AGPAT2

The AGPAT2 gene provides instructions for making an enzyme that plays a critical role in the growth and development of adipocytes, which are the body's fat-storing cells.

The AGPAT2 enzyme is part of a chemical pathway that produces two important types of fats (lipids): glycerophospholipids and triacylglycerols. Glycerophospholipids are the major component of cell membranes throughout the body; they are also involved in chemical signaling within cells. Triacylglycerols (also known as triglycerides) are molecules in adipocytes that store fats for later conversion to energy.

The AGPAT2 enzyme is responsible for a particular chemical reaction in the production of these two types of lipids.

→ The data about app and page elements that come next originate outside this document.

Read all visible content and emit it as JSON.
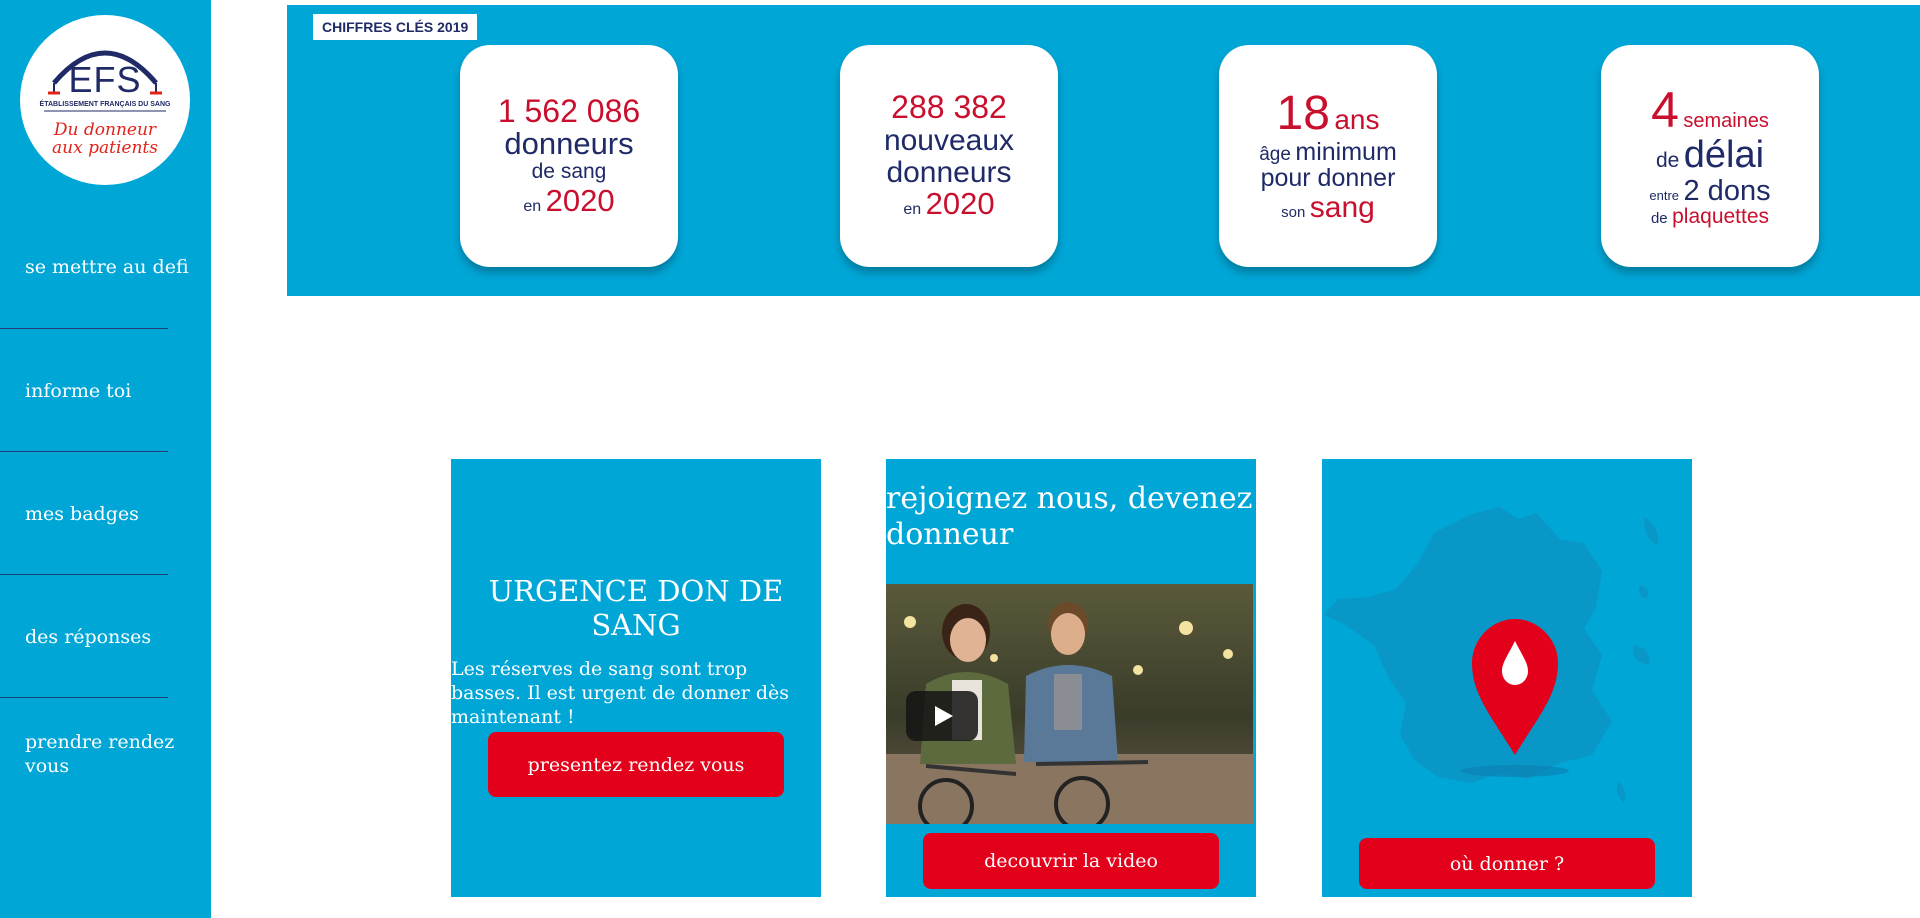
{
  "sidebar": {
    "logo": {
      "brand": "EFS",
      "subtitle": "ÉTABLISSEMENT FRANÇAIS DU SANG",
      "tagline_1": "Du donneur",
      "tagline_2": "aux patients"
    },
    "items": [
      {
        "label": "se mettre au defi"
      },
      {
        "label": "informe toi"
      },
      {
        "label": "mes badges"
      },
      {
        "label": "des réponses"
      },
      {
        "label": "prendre rendez vous"
      }
    ]
  },
  "banner": {
    "tag": "CHIFFRES CLÉS 2019",
    "cards": [
      {
        "l1": "1 562 086",
        "l2": "donneurs",
        "l3": "de sang",
        "l4a": "en",
        "l4b": "2020"
      },
      {
        "l1": "288 382",
        "l2": "nouveaux",
        "l3": "donneurs",
        "l4a": "en",
        "l4b": "2020"
      },
      {
        "l1a": "18",
        "l1b": "ans",
        "l2a": "âge",
        "l2b": "minimum",
        "l3": "pour donner",
        "l4a": "son",
        "l4b": "sang"
      },
      {
        "l1a": "4",
        "l1b": "semaines",
        "l2a": "de",
        "l2b": "délai",
        "l3a": "entre",
        "l3b": "2 dons",
        "l4a": "de",
        "l4b": "plaquettes"
      }
    ]
  },
  "cards": {
    "urgence": {
      "title": "URGENCE DON DE SANG",
      "text": "Les réserves de sang sont trop basses. Il est urgent de donner dès maintenant !",
      "button": "presentez rendez vous"
    },
    "video": {
      "title": "rejoignez nous, devenez donneur",
      "button": "decouvrir la video"
    },
    "map": {
      "button": "où donner ?"
    }
  },
  "colors": {
    "primary_blue": "#00a6d6",
    "brand_red": "#e2001a",
    "navy": "#1f2a66"
  }
}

Specifically, the enzyme helps convert a molecule called lysophosphatidic acid (LPA) to another molecule, phosphatidic acid (PA). Additional reactions convert phosphatidic acid to glycerophospholipids and triacylglycerols.

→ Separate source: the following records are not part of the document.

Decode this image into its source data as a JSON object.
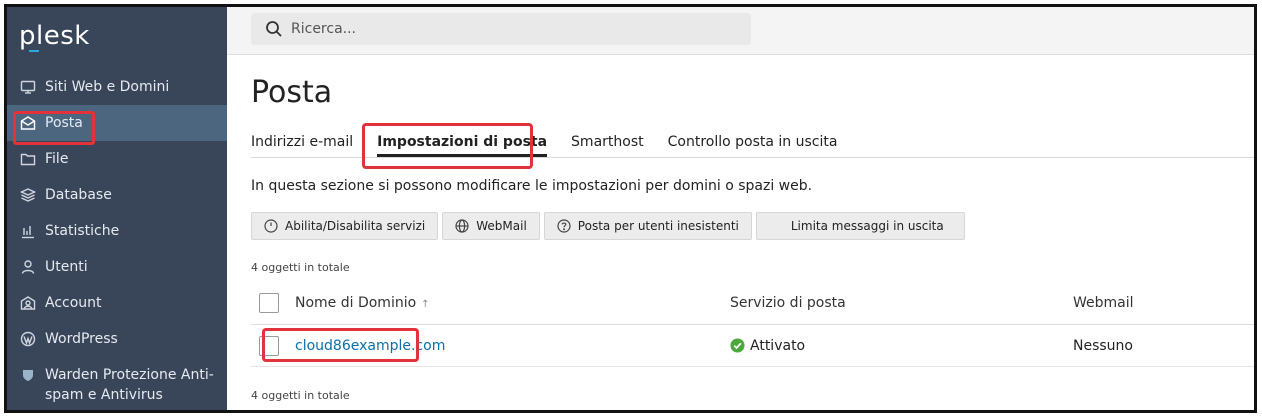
{
  "brand": {
    "logo": "plesk"
  },
  "sidebar": {
    "items": [
      {
        "label": "Siti Web e Domini",
        "icon": "monitor-icon"
      },
      {
        "label": "Posta",
        "icon": "mail-icon"
      },
      {
        "label": "File",
        "icon": "folder-icon"
      },
      {
        "label": "Database",
        "icon": "database-icon"
      },
      {
        "label": "Statistiche",
        "icon": "bar-chart-icon"
      },
      {
        "label": "Utenti",
        "icon": "user-icon"
      },
      {
        "label": "Account",
        "icon": "account-icon"
      },
      {
        "label": "WordPress",
        "icon": "wordpress-icon"
      },
      {
        "label": "Warden Protezione Anti-spam e Antivirus",
        "icon": "shield-icon"
      }
    ]
  },
  "search": {
    "placeholder": "Ricerca..."
  },
  "page": {
    "title": "Posta",
    "tabs": [
      {
        "label": "Indirizzi e-mail"
      },
      {
        "label": "Impostazioni di posta"
      },
      {
        "label": "Smarthost"
      },
      {
        "label": "Controllo posta in uscita"
      }
    ],
    "description": "In questa sezione si possono modificare le impostazioni per domini o spazi web.",
    "toolbar": {
      "toggle_services": "Abilita/Disabilita servizi",
      "webmail": "WebMail",
      "nonexistent_users": "Posta per utenti inesistenti",
      "limit_outgoing": "Limita messaggi in uscita"
    },
    "count_top": "4 oggetti in totale",
    "count_bottom": "4 oggetti in totale"
  },
  "table": {
    "headers": {
      "name": "Nome di Dominio",
      "sort": "↑",
      "mail_service": "Servizio di posta",
      "webmail": "Webmail"
    },
    "rows": [
      {
        "domain": "cloud86example.com",
        "mail_service": "Attivato",
        "webmail": "Nessuno"
      }
    ]
  },
  "colors": {
    "sidebar_bg": "#39465a",
    "active_item": "#4d6680",
    "link": "#0c6fa8",
    "highlight": "#e2323b",
    "ok_green": "#4aa93a"
  }
}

Berardinelli-Seip congenital lipodystrophy - caused by mutations in the AGPAT2 gene

At least 26 mutations in the AGPAT2 gene have been identified in people with Berardinelli-Seip congenital lipodystrophy type 1. These mutations alter the structure and function of the AGPAT2 enzyme.

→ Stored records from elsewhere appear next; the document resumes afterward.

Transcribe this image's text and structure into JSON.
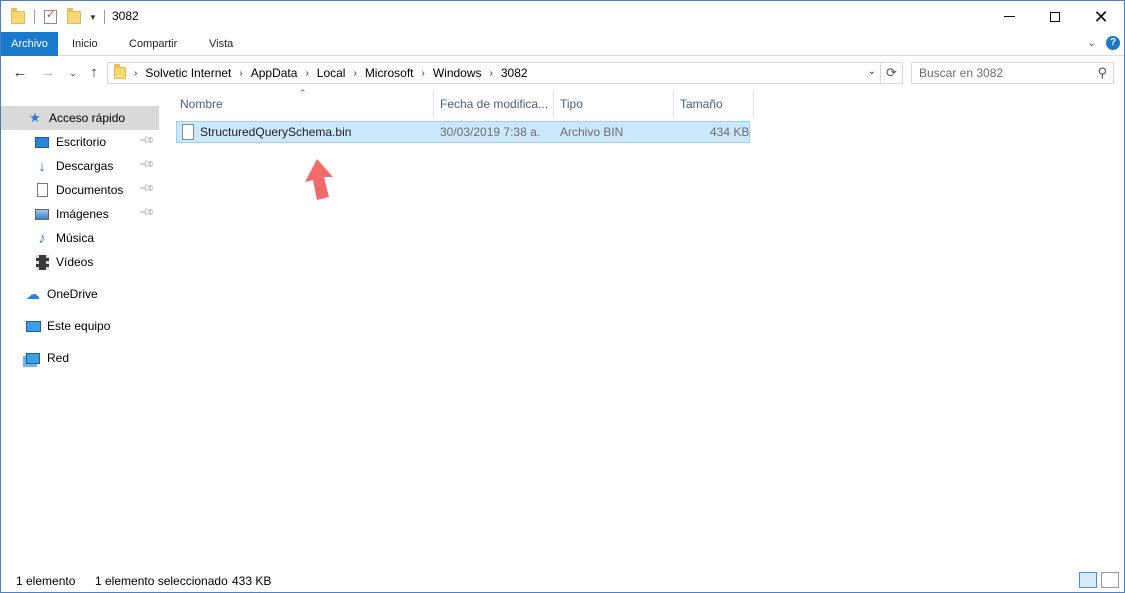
{
  "window": {
    "title": "3082",
    "minimize_icon": "minimize-icon",
    "maximize_icon": "maximize-icon",
    "close_icon": "close-icon"
  },
  "ribbon": {
    "tabs": [
      {
        "label": "Archivo",
        "active": true
      },
      {
        "label": "Inicio"
      },
      {
        "label": "Compartir"
      },
      {
        "label": "Vista"
      }
    ],
    "help_label": "?",
    "accent_color": "#1979ca"
  },
  "address": {
    "crumbs": [
      "Solvetic Internet",
      "AppData",
      "Local",
      "Microsoft",
      "Windows",
      "3082"
    ]
  },
  "search": {
    "placeholder": "Buscar en 3082"
  },
  "sidebar": {
    "items": [
      {
        "label": "Acceso rápido",
        "icon": "star-icon",
        "selected": true
      },
      {
        "label": "Escritorio",
        "icon": "desktop-icon",
        "pinned": true
      },
      {
        "label": "Descargas",
        "icon": "download-icon",
        "pinned": true
      },
      {
        "label": "Documentos",
        "icon": "documents-icon",
        "pinned": true
      },
      {
        "label": "Imágenes",
        "icon": "pictures-icon",
        "pinned": true
      },
      {
        "label": "Música",
        "icon": "music-icon"
      },
      {
        "label": "Vídeos",
        "icon": "videos-icon"
      },
      {
        "label": "OneDrive",
        "icon": "onedrive-icon"
      },
      {
        "label": "Este equipo",
        "icon": "computer-icon"
      },
      {
        "label": "Red",
        "icon": "network-icon"
      }
    ]
  },
  "filelist": {
    "columns": [
      "Nombre",
      "Fecha de modifica...",
      "Tipo",
      "Tamaño"
    ],
    "rows": [
      {
        "name": "StructuredQuerySchema.bin",
        "date": "30/03/2019 7:38 a.",
        "type": "Archivo BIN",
        "size": "434 KB",
        "selected": true
      }
    ]
  },
  "status": {
    "count": "1 elemento",
    "selection": "1 elemento seleccionado",
    "selection_size": "433 KB"
  },
  "annotation": {
    "arrow_color": "#f26b6b"
  }
}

Studies have shown that a defective AGPAT2 enzyme interferes with the normal development and function of adipocytes, which prevents the body from using and storing fats properly. Researchers propose that the abnormal AGPAT2 enzyme may reduce the production and storage of triacylglycerols in adipocytes, which would make these cells unable to store fats. The defective enzyme may also reduce the levels of glycerophospholipids in adipocytes, which would change the structure of the cell membrane and disrupt normal signaling within these cells. A lack of functional adipocytes leads to an almost total absence of body fat, which underlies most of the features of Berardinelli-Seip congenital lipodystrophy.